El brío de la calle frente al tedio del Parlamento
Traducir los anhelos que están detrás de las movilizaciones para hacer mejores leyes es la tarea de los políticos
La calle está volviendo a convertirse en protagonista de la vida política de España. Las movilizaciones de las mujeres y los pensionistas colocan en el centro de gravedad de la cosa pública a los ciudadanos. Hay como una corriente eléctrica que se dispara cuando coinciden por las avenidas de una ciudad cientos y cientos de personas. A mediados de los años veinte, el escritor Elias Canetti se vio arrastrado a una manifestación poco después de llegar a Fráncfort. Impactado por “esos personajes altos y robustos que marchaban siguiendo la enseña de las Adler-Werke” fue arrastrado por la corriente. “Avanzaban formando un grupo compacto y lanzando miradas desafiantes a su alrededor; sus exclamaciones me emocionaron, como si se dirigieran a mi persona”.
La izquierda siempre ha tenido una fascinación especial por esas riadas de gente que invaden las calzadas, como si fueran a anegarlo todo hasta precipitarlo en un remolino del que terminara por salir después un mundo nuevo. “Para mí se trataba”, explica Canetti refiriéndose a aquella experiencia, “de un estado de embriaguez, de un incremento de las posibilidades vivenciales, de una potenciación de la propia persona, que, superando sus límites habituales, descubría el camino hacia otras personas que se hallaban en una situación análoga y formaba con ellas una unidad superior”.
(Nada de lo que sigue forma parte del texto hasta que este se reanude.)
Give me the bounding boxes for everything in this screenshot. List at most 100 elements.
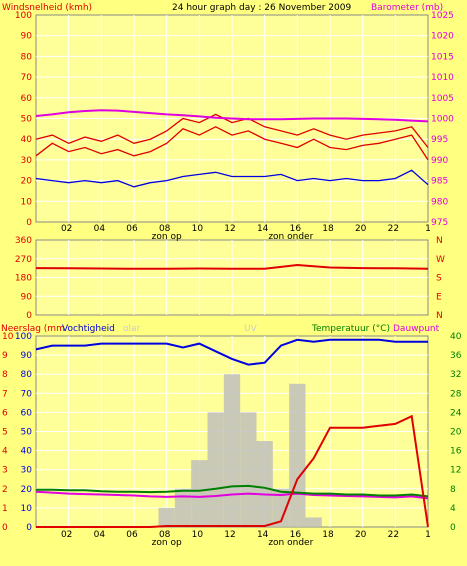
y-tick-label-humidity: 80 [21, 370, 33, 380]
uv-title: UV [244, 324, 258, 334]
y-tick-label-barometer: 975 [431, 218, 448, 228]
y-tick-label-temperature: 20 [450, 428, 462, 438]
x-tick-label: 02 [61, 530, 72, 540]
y-tick-label-humidity: 60 [21, 408, 33, 418]
x-tick-label: 08 [159, 224, 171, 234]
y-tick-label-direction: 270 [15, 255, 32, 265]
y-tick-label-humidity: 30 [21, 466, 33, 476]
y-tick-label-wind: 10 [21, 197, 33, 207]
y-tick-label-compass: E [436, 292, 442, 302]
y-tick-label-temperature: 24 [450, 408, 462, 418]
y-tick-label-temperature: 16 [450, 447, 462, 457]
y-tick-label-direction: 90 [21, 292, 33, 302]
x-tick-label: 12 [224, 224, 235, 234]
y-tick-label-wind: 60 [21, 94, 33, 104]
y-tick-label-rain: 1 [2, 504, 8, 514]
y-tick-label-barometer: 990 [431, 156, 448, 166]
solar-bar [223, 374, 241, 527]
y-tick-label-barometer: 1015 [431, 52, 454, 62]
dewpoint-title: Dauwpunt [393, 324, 440, 334]
y-tick-label-rain: 10 [2, 332, 14, 342]
y-tick-label-temperature: 0 [450, 523, 456, 533]
x-tick-label: 14 [257, 530, 269, 540]
solar-bar [272, 488, 290, 527]
sunset-label: zon onder [268, 232, 313, 242]
y-tick-label-rain: 0 [2, 523, 8, 533]
humidity-title: Vochtigheid [62, 324, 115, 334]
x-tick-label: 22 [388, 530, 399, 540]
series-dauwpunt [36, 484, 429, 498]
solar-bar [305, 517, 322, 527]
y-tick-label-compass: N [436, 311, 443, 321]
solar-title: olar [123, 324, 141, 334]
series-windsnelheid [35, 126, 429, 161]
solar-bar [240, 412, 257, 527]
x-tick-label: 20 [355, 530, 367, 540]
y-tick-label-barometer: 1020 [431, 32, 454, 42]
x-tick-label: 04 [94, 224, 106, 234]
y-tick-label-wind: 70 [21, 73, 33, 83]
barometer-title: Barometer (mb) [371, 3, 443, 13]
data-series [35, 109, 429, 528]
sunrise-label: zon op [152, 232, 182, 242]
x-tick-label: 18 [322, 530, 334, 540]
x-tick-label: 22 [388, 224, 399, 234]
solar-bar [289, 383, 306, 527]
x-tick-label: 16 [290, 224, 302, 234]
y-tick-label-humidity: 90 [21, 351, 33, 361]
y-tick-label-barometer: 985 [431, 177, 448, 187]
y-tick-label-wind: 30 [21, 156, 33, 166]
y-tick-label-temperature: 8 [450, 485, 456, 495]
y-tick-label-rain: 4 [2, 447, 8, 457]
y-tick-label-humidity: 10 [21, 504, 33, 514]
y-tick-label-wind: 0 [26, 218, 32, 228]
x-tick-label: 1 [425, 224, 431, 234]
y-tick-label-temperature: 32 [450, 370, 461, 380]
y-tick-label-rain: 5 [2, 428, 8, 438]
y-tick-label-rain: 8 [2, 370, 8, 380]
sunrise-label: zon op [152, 538, 182, 548]
y-tick-label-humidity: 100 [15, 332, 32, 342]
solar-bar [207, 412, 224, 527]
y-tick-label-wind: 90 [21, 32, 33, 42]
y-tick-label-temperature: 28 [450, 389, 462, 399]
x-tick-label: 20 [355, 224, 367, 234]
y-tick-label-temperature: 12 [450, 466, 461, 476]
rain-title: Neerslag (mm [1, 324, 65, 334]
axis-labels: 02 04 06 08 10 12 14 16 18 20 22 102 04 06 08 10 12 14 16 1… [2, 11, 462, 548]
x-tick-label: 12 [224, 530, 235, 540]
y-tick-label-humidity: 70 [21, 389, 33, 399]
y-tick-label-wind: 40 [21, 135, 33, 145]
series-gemiddelde-wind [35, 169, 429, 188]
y-tick-label-wind: 50 [21, 115, 33, 125]
solar-bar [174, 488, 192, 527]
y-tick-label-barometer: 1000 [431, 115, 454, 125]
y-tick-label-humidity: 20 [21, 485, 33, 495]
sunset-label: zon onder [268, 538, 313, 548]
graph-title: 24 hour graph day : 26 November 2009 [172, 3, 351, 13]
x-tick-label: 06 [126, 224, 138, 234]
series-barometer [35, 109, 429, 123]
wind-speed-title: Windsnelheid (kmh) [2, 3, 92, 13]
temperature-title: Temperatuur (°C) [311, 324, 390, 334]
x-tick-label: 16 [290, 530, 302, 540]
y-tick-label-rain: 6 [2, 408, 8, 418]
y-tick-label-temperature: 4 [450, 504, 456, 514]
x-tick-label: 1 [425, 530, 431, 540]
y-tick-label-temperature: 36 [450, 351, 462, 361]
y-tick-label-wind: 20 [21, 177, 33, 187]
y-tick-label-wind: 100 [15, 11, 32, 21]
y-tick-label-barometer: 1005 [431, 94, 454, 104]
x-tick-label: 08 [159, 530, 171, 540]
x-tick-label: 04 [94, 530, 106, 540]
y-tick-label-compass: N [436, 236, 443, 246]
y-tick-label-humidity: 50 [21, 428, 33, 438]
y-tick-label-direction: 0 [26, 311, 32, 321]
solar-bar [191, 460, 208, 527]
x-tick-label: 06 [126, 530, 138, 540]
series-temperatuur [35, 490, 429, 500]
series-neerslag [36, 414, 429, 528]
x-tick-label: 10 [192, 224, 204, 234]
y-tick-label-rain: 3 [2, 466, 8, 476]
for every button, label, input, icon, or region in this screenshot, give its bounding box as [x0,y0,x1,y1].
Es difícil que haya algo tan potente como esa fuerza dentro del modesto catálogo de opciones que se ofrece al ciudadano para intervenir en los asuntos públicos. ¿Cómo puede compararse la exhibición de músculo de una movilización con una larga y tediosa sesión en un Parlamento, al que, además, solo se puede llegar tras una larga carrera de obstáculos? Entre un rabioso grito de unidad en torno a una causa y un bostezo, francamente, es difícil elegir el bostezo.
Y todavía más si las condiciones de vida no son las mejores y se viene de una devastadora crisis. El desamparo de haberse quedado fuera de la circulación puede compensarse de pronto con esa inyección de adrenalina. “Era un delirio en el que uno se perdía y se olvidaba, sintiéndose monstruosamente vasto y a la vez pleno”, cuenta Canetti.
Si tiene razón, y es muy posible que el autor de Masa y poder la tenga, la intensidad de una movilización puede llegar a producir delirios. Y con más razón cuando desde las alturas se observa que el hervidero de gente se prolonga por largas avenidas y no parece agotarse nunca. En un mundo tan rendido al poder de las imágenes, el espectáculo de una ciudad tomada por toneladas de personas tiene un poder de seducción indiscutible.
Con lo que es posible pensar que todo está hecho ya, que las causas o las reivindicaciones por las que tantos se han movilizado se han conquistado así, de un plumazo. Craso error. Queda todavía lo más difícil. Traducir el descontento que ha desencadenado la decisión de salir a la calle, y no siempre es tarea fácil. En esa especie de ebriedad colectiva muchas veces se quiere todo. Pero eso, al final, es lo mismo que pedir nada, humo. Son los políticos los que deben dar forma a las exigencias de ese colectivo, sea el que sea, que ha mostrado su furia y sus anhelos. Para cambiar las leyes. Y para eso está el Parlamento. Con su ristra de bostezos. Si la izquierda lo olvida, o lo desprecia, es muy posible que al final pierdan todos.